The chief object of my motherhood really isn’t my kids. I want to love them well, to train them to be honorable and good neighbors, to taste and see that the Lord is good. But, when done unto them alone I am unfulfilled. They are greedy for attention. They are thankless for my efforts. They are cold to their siblings, and agnostic to my lessons. They are children, fellow creatures with purposes that extend upward. Only God can grant them the faith they need, the faith I pray for them. Fulfilled motherhood looks to Christ to satisfy. It doesn’t seek results from fellow created beings so as to shout my glory from the rooftops. Fulfilled motherhood is open handed motherhood that offers her efforts, and her children to the Lord, and leaves the results to him.
This kind of motherhood is free. It looks like mothers that give their gifts to the Lord and do not worry when that gift is not the same as their neighbors'. It cares little for what the mother next door is doing and celebrates instead the wildly creative God that has given an endless variety of gifts and talents that vary mom to mom. It says, "My motherhood sings with joy, and yours reads in quiet: we can both be faithful.” Free motherhood says, “I stay home to feed my family, and you work to feed yours: we can both be faithful.” It says, “My house is lively and loud, and yours is quiet and still: we can both be faithful.” Free motherhood says, “My quiver is full and yours is full of students, children at church, and youth from the community: we can both be faithful.” Faithful motherhood says to the Lord “all these gifts you have given to me, use them for your purpose.“
But, I would remiss to leave out the fact that aside from the redemptive power of Jesus and the creative power of God, there is something else that makes motherhood extraordinary: the people that we mother.

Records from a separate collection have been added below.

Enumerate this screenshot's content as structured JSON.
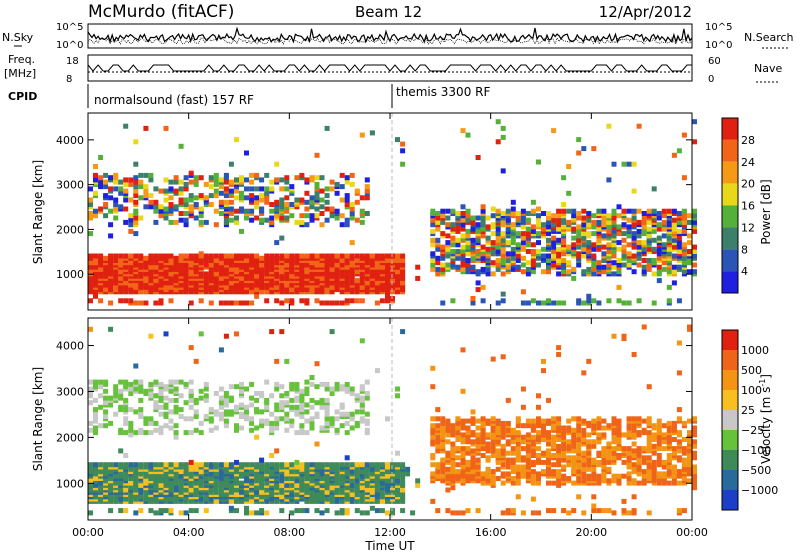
{
  "header": {
    "station": "McMurdo (fitACF)",
    "beam": "Beam 12",
    "date": "12/Apr/2012"
  },
  "params": {
    "nsky_label": "N.Sky",
    "nsearch_label": "N.Search",
    "freq_label": "Freq.",
    "freq_unit": "[MHz]",
    "nave_label": "Nave",
    "cpid_label": "CPID",
    "nsky_ticks": [
      "10^5",
      "10^0"
    ],
    "nsearch_ticks": [
      "10^5",
      "10^0"
    ],
    "freq_ticks": [
      "18",
      "8"
    ],
    "nave_ticks": [
      "60",
      "0"
    ],
    "cpid_programs": [
      {
        "label": "normalsound (fast) 157 RF",
        "start_hour": 0,
        "end_hour": 12
      },
      {
        "label": "themis 3300 RF",
        "start_hour": 12,
        "end_hour": 24
      }
    ]
  },
  "chart_data": [
    {
      "type": "heatmap",
      "name": "power",
      "ylabel": "Slant Range [km]",
      "yticks": [
        "1000",
        "2000",
        "3000",
        "4000"
      ],
      "ylim": [
        200,
        4600
      ],
      "xlim": [
        0,
        24
      ],
      "colorbar_label": "Power [dB]",
      "colorbar_ticks": [
        "4",
        "8",
        "12",
        "16",
        "20",
        "24",
        "28"
      ],
      "colorbar_colors": [
        "#1f1fe0",
        "#2b55b5",
        "#3c7f6a",
        "#55b03a",
        "#e9d81a",
        "#f59a14",
        "#f26418",
        "#e02010"
      ]
    },
    {
      "type": "heatmap",
      "name": "velocity",
      "ylabel": "Slant Range [km]",
      "yticks": [
        "1000",
        "2000",
        "3000",
        "4000"
      ],
      "ylim": [
        200,
        4600
      ],
      "xlim": [
        0,
        24
      ],
      "xlabel": "Time UT",
      "xticks": [
        "00:00",
        "04:00",
        "08:00",
        "12:00",
        "16:00",
        "20:00",
        "00:00"
      ],
      "colorbar_label": "Velocity [m s",
      "colorbar_label_exp": "-1",
      "colorbar_label_close": "]",
      "colorbar_ticks": [
        "1000",
        "500",
        "100",
        "25",
        "−25",
        "−100",
        "−500",
        "−1000"
      ],
      "colorbar_colors": [
        "#1c3ec8",
        "#2a6a9a",
        "#3f8a5a",
        "#66c23a",
        "#c8c8c8",
        "#f7c020",
        "#f39512",
        "#ef6418",
        "#e02010"
      ]
    }
  ]
}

Yes, they are fellow humans born in sin. Yes, they are greedy, selfish, and they are not the entire focus or aim of our efforts. But, they are apart of the process with us. They are eternal souls that bear the stamp of the God who made them. God could have chosen for us to nurture and mother less responsive creations. But in his grace and mercy he gave us people! We mother children that vary as much as the mothers themselves that nurture them. Children populate the planet with laughter and fun, big hearts and feelings, neck hugs, and mispronounced words. They stumble over carpet ridges and their very existence tells the world that creation power is not found in the mother, but in God. This is true for the mom with 6 biological kids in her home and the stretch marks to prove it. It’s true for the adoptive mom whose DNA doesn’t quite match her child’s. But it’s also true for the young woman who nurtures girls from the high school. It’s true for the mom whose hands are empty, even if her body still bears witness to the life that was once safe inside her. This truth is for the older Sunday school teacher who ministers to the single women. It’s for the empty nester who sits with the women in crisis and navigates heavy waters with them hand in hand. Without the people we mother our motherhood would be bland, tasteless, stagnant. But with them it is as full of life as their beating hearts.
My motherhood is extraordinary, but only because God made it that way.